Cela est aussi valable pour obtenir de meilleures représentations de la variabilité du climat, qui fait appel à de très grandes temporalités. « L’objectif est d’utiliser les données à disposition aujourd’hui, et de les coupler à des techniques de machine learning pour découvrir les informations manquantes, pour mieux comprendre la situation demain ».

Mieux voir les routes maritimes

L’optimisation des modèles et la reconstruction des données ont aussi un grand intérêt dans la surveillance du trafic maritime. Des applications possibles sont la détection de comportements anormaux, comme un bateau de pêche qui change de route ou qui s’arrête ; ou le comportement illicite d’un bateau entrant dans une zone restreinte. « Il n’est pas imaginable d’instrumenter toute une route maritime comme nous le ferions avec une autoroute pour surveiller le trafic. L’observation repose donc sur d’autres technologies du domaine spatial » précise le chercheur.

Dans le domaine du trafic maritime, il y a deux types d’informations principales : les signaux AIS (Automatic Identification System) et l’imagerie satellite. Tout navire de transport maritime se doit de transmettre un signal AIS pour le localiser, mais typiquement un navire qui ferait du trafic de marchandises est en capacité de le couper. L’imagerie satellite permet entre autres d’observer si les navires ayant navigué dans une zone ont bien émis ou pas, en comparant l’image avec les signaux AIS.

Ce type d’étude sur les comportements anormaux liés au signaux AIS était le sujet du projet ANR Astrid Sesame. « Nous avons appliqué des réseaux de neurones particuliers sur des donnés en apprentissage, notamment sur la zone ouest Bretagne, pour apprendre ce qu’est le comportement normal des navires » annonce Ronan Fablet. Le but est alors d’identifier les comportements qui s’éloignent de cette normalité, qu’ils soient peu fréquents ou de très faible probabilité. Un événement anormal transmettrait une alerte à un logiciel de surveillance pour déterminer si des actions spécifiques sont nécessaires, comme l’envoi d’une patrouille.

Les applications de l’intelligence artificielle en océanographie se développent de manière plus importante aujourd’hui car la capacité à établir des liens entre réseaux de neurones et modèles mathématiques utilisés en océanographie deviennent plus explicites et plus faciles à mettre en œuvre.
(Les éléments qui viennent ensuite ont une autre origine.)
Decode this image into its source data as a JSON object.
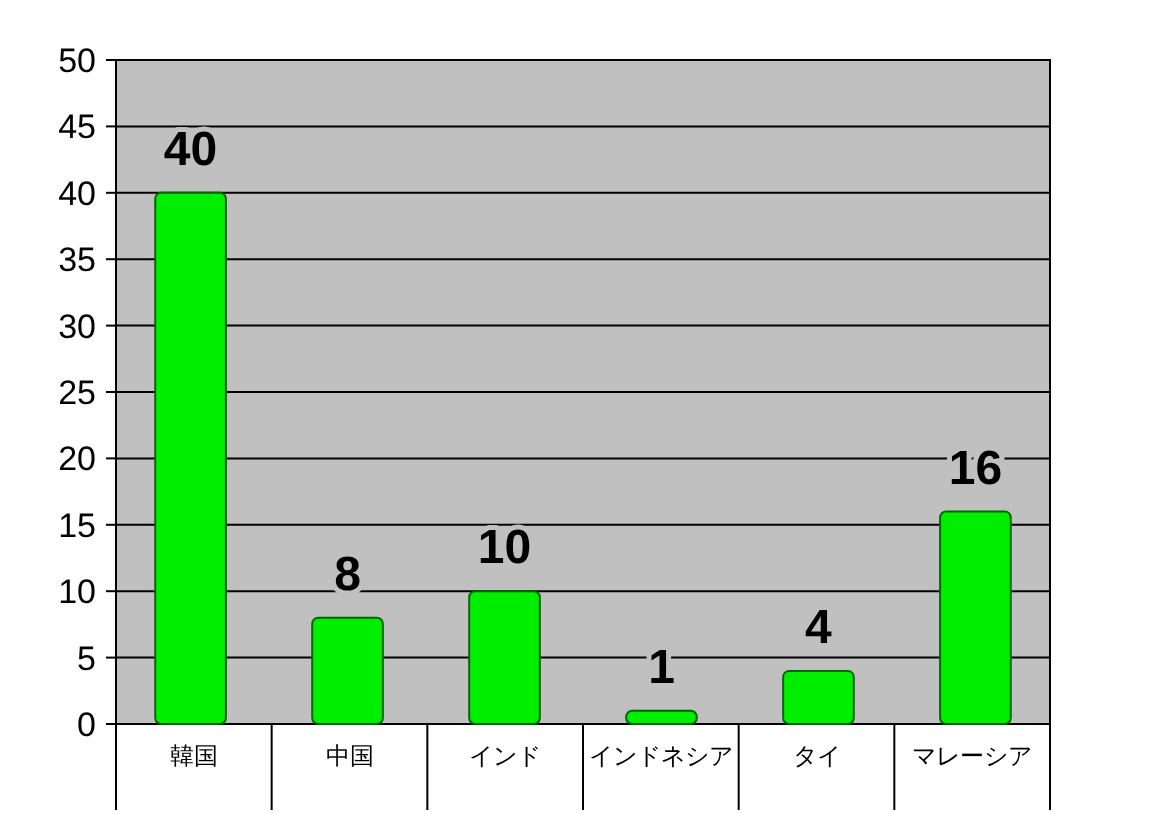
{
  "chart_data": {
    "type": "bar",
    "categories": [
      "韓国",
      "中国",
      "インド",
      "インドネシア",
      "タイ",
      "マレーシア"
    ],
    "values": [
      40,
      8,
      10,
      1,
      4,
      16
    ],
    "color": "#00ee00",
    "ylim": [
      0,
      50
    ],
    "yticks": [
      0,
      5,
      10,
      15,
      20,
      25,
      30,
      35,
      40,
      45,
      50
    ],
    "grid": "y",
    "data_labels": true
  }
}
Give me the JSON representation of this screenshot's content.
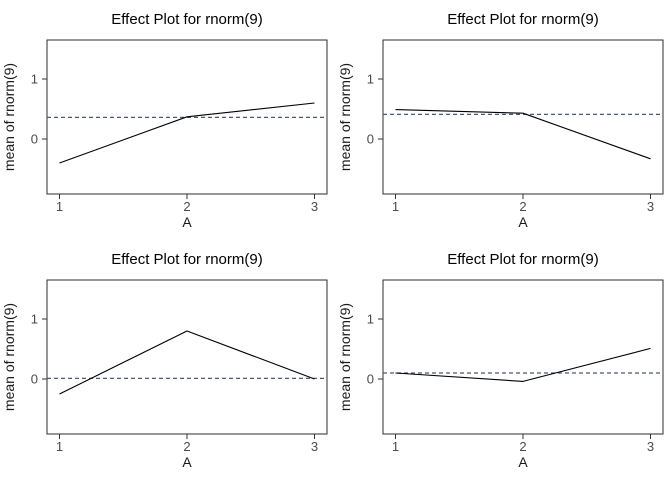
{
  "colors": {
    "background": "#ffffff",
    "title": "#000000",
    "axis_label": "#1a1a1a",
    "tick_label": "#4a4a4a",
    "tick_mark": "#333333",
    "panel_border": "#2e2e2e",
    "effect_line": "#000000",
    "reference_line": "#44597e"
  },
  "chart_data": [
    {
      "type": "line",
      "position": "top-left",
      "title": "Effect Plot for rnorm(9)",
      "xlabel": "A",
      "ylabel": "mean of rnorm(9)",
      "x": [
        1,
        2,
        3
      ],
      "values": [
        -0.4,
        0.37,
        0.6
      ],
      "reference_line_y": 0.36,
      "reference_line_style": "dashed",
      "xticks": [
        1,
        2,
        3
      ],
      "yticks": [
        0,
        1
      ],
      "xlim": [
        0.9,
        3.1
      ],
      "ylim": [
        -0.92,
        1.65
      ],
      "grid": false,
      "legend": "none"
    },
    {
      "type": "line",
      "position": "top-right",
      "title": "Effect Plot for rnorm(9)",
      "xlabel": "A",
      "ylabel": "mean of rnorm(9)",
      "x": [
        1,
        2,
        3
      ],
      "values": [
        0.49,
        0.43,
        -0.33
      ],
      "reference_line_y": 0.41,
      "reference_line_style": "dashed",
      "xticks": [
        1,
        2,
        3
      ],
      "yticks": [
        0,
        1
      ],
      "xlim": [
        0.9,
        3.1
      ],
      "ylim": [
        -0.92,
        1.65
      ],
      "grid": false,
      "legend": "none"
    },
    {
      "type": "line",
      "position": "bottom-left",
      "title": "Effect Plot for rnorm(9)",
      "xlabel": "A",
      "ylabel": "mean of rnorm(9)",
      "x": [
        1,
        2,
        3
      ],
      "values": [
        -0.25,
        0.8,
        0.0
      ],
      "reference_line_y": 0.01,
      "reference_line_style": "dashed",
      "xticks": [
        1,
        2,
        3
      ],
      "yticks": [
        0,
        1
      ],
      "xlim": [
        0.9,
        3.1
      ],
      "ylim": [
        -0.92,
        1.65
      ],
      "grid": false,
      "legend": "none"
    },
    {
      "type": "line",
      "position": "bottom-right",
      "title": "Effect Plot for rnorm(9)",
      "xlabel": "A",
      "ylabel": "mean of rnorm(9)",
      "x": [
        1,
        2,
        3
      ],
      "values": [
        0.1,
        -0.04,
        0.51
      ],
      "reference_line_y": 0.1,
      "reference_line_style": "dashed",
      "xticks": [
        1,
        2,
        3
      ],
      "yticks": [
        0,
        1
      ],
      "xlim": [
        0.9,
        3.1
      ],
      "ylim": [
        -0.92,
        1.65
      ],
      "grid": false,
      "legend": "none"
    }
  ]
}
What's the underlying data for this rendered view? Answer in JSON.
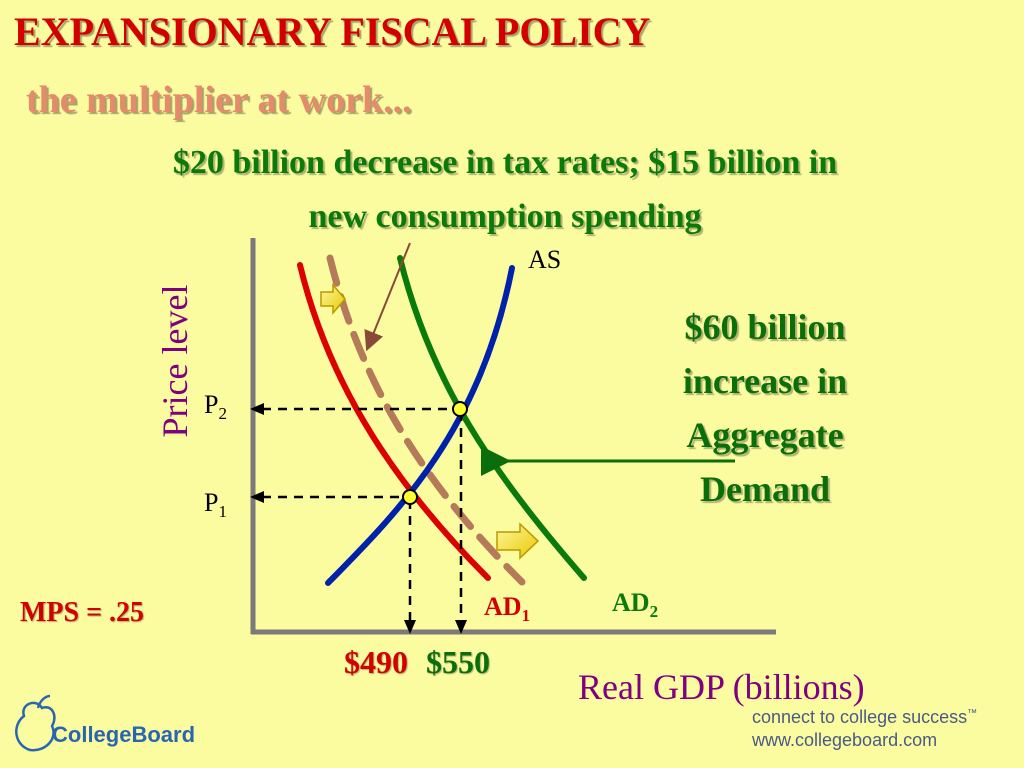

La chaire Océanix d’IMT Atlantique rassemble des établissements spécifiques aux aspects d’intelligences artificielles et d’autres plutôt portés sur l’océanographie.

Certaines équipes connaissent des collaborations depuis plusieurs années, c’est le cas de l’Ifremer avec IMT Atlantique. Ces études permettront d’apporter des réponses là où les modèles analytiques ne le peuvent pas et d’accélérer fortement des calculs. Ronan Fablet ajoute que « le Graal pour nos équipes serait de pouvoir identifier de nouvelles lois pour des processus physiques, biogéochimiques ou écologiques. D’être capables d’identifier de nouveaux modèles directement à partir des données, des représentations correspondant à une loi générale ».